Thu Aug 14 14:37:26 EDT 2003

Hi Andrew (and others who replied) - thanks for the extensive tip.
However I ended up in using Simpleparse, cuz (1) I read from Charming
Python column that SPARK is *very* slow (it uses Earley algorithm) (2)
Simpleparse turns out to be not that outdated - the latest one (2.0,
in alpha) was released in 2002.

I've since finished my implementation in simpleparse, and felt quite
satisfied with the setup.

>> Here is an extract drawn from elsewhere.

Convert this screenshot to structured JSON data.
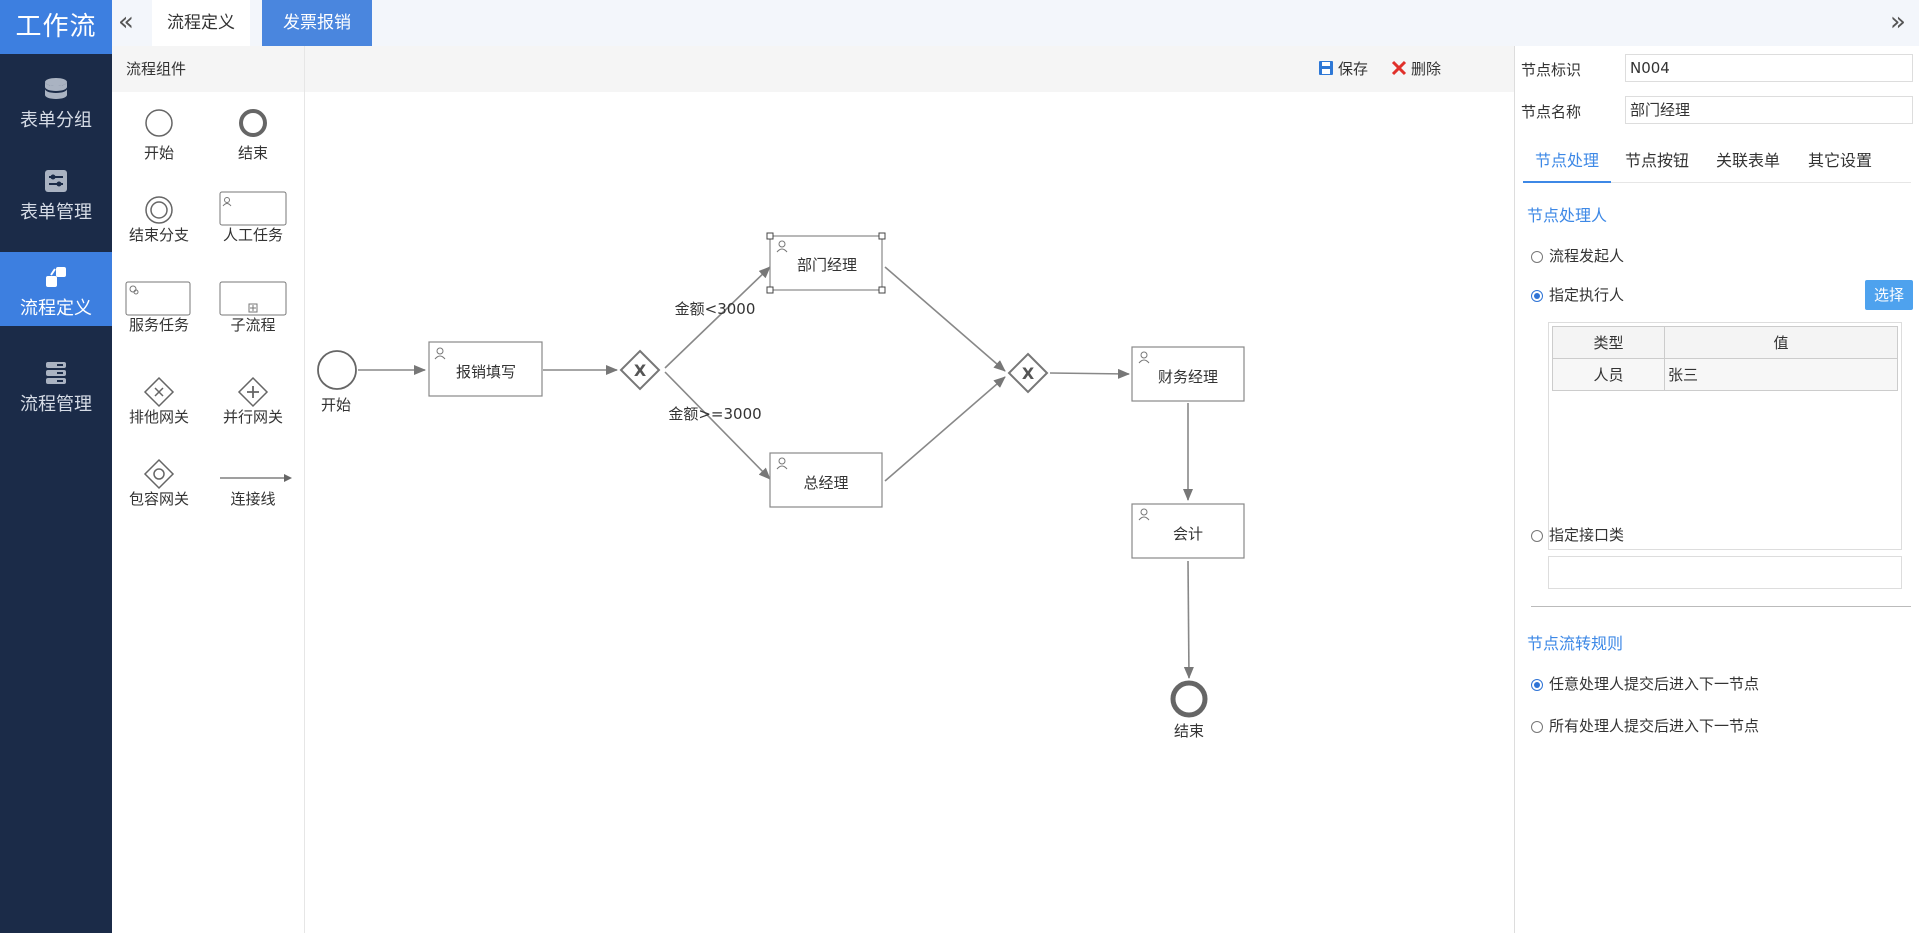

The only thing I found a bit lacking is the
documentation - the tutorials on their site are very helpful to get me
up and running, but for the other details I had to peek through the
source.

Hope this also helps others in deciding which parser geerator to use
(at least for formula-like texts).

"Andrew Dalke" <adalke at mindspring.com> wrote in message news:<bh1mjl$f6i$1 at slb5.atl.mindspring.net>...
> Fortepianissimo:
> > I'm about to start a new project which will be mostly written in
> > Python. The first task is to parse some formula-like expressions into
> > an internal data structure so they can be evaluated.
> 
> How close is this formula language to Python's?  For other projects
> I've punted the heavy work to Python's own parser, then filled in
> the bits I needed.  For example, suppose you have the expression
> 
>    a.b + c + s.find('d')
> 
> >>> import compiler
> >>> from compiler import visitor
> >>> s = "a.b + c + s.find('d')"
> >>> class GetNames(visitor.ASTVisitor):
> ...    def __init__(self):
> ...        self.names = {}
> ...    def visitName(self, obj):
> ...        self.names[obj.name] = 1
> ...
> 
> >>> a = compiler.parse(s)
> >>> names = compiler.walk(a, GetNames()).names.keys()
> >>> names
>  ['a', 'c', 's']
> >>>
> 
> Then get the values for a, c, and s, put them into a dict, and
> 
> >>> class A:
> ...     b = 5
> ...
> >>> eval(s, {"a": A, "c": 3, "s": ""})
>  7
> >>>
> 
> (Assuming I didn't make any mistakes - it's modified from an earlier
> exchange Alex and I had in c.l.py, titled "classes derived from dict
> and eval" and I didn't test all the changes.)
> 
> Failing that, I've been happy with SPARK as a parser generator,
> but as you read in the paper, it's slow compared to the other parsers
> that were benchmarked.
> 
> > This parser would be run extensively in the future, so speed is a
> > consideration,
> 
> Why is the parser performance the problem?  Most of the time
> is spent evaluating the result, right?  That's post-parsing.
> 
> The only time to worry about parsing performance is if you have a
> lot of different expressions coming in.  Otherwise, just cache the
> results, as Python does with .pyc files.
> 
> > I'd appreciate very much some expert suggestions from the group, like
> > on the speed, flexibility, portability, and the future prospect (like
> > to be adopted as the standard etc.).
> 
> I too would like a standard parser generator for Python.  I don't know
> the status of that activity.  As it is, SPARK is small enough that it's
> easy for me to include in my projects.
> 
>                     Andrew
>                     dalke at dalkescientific.com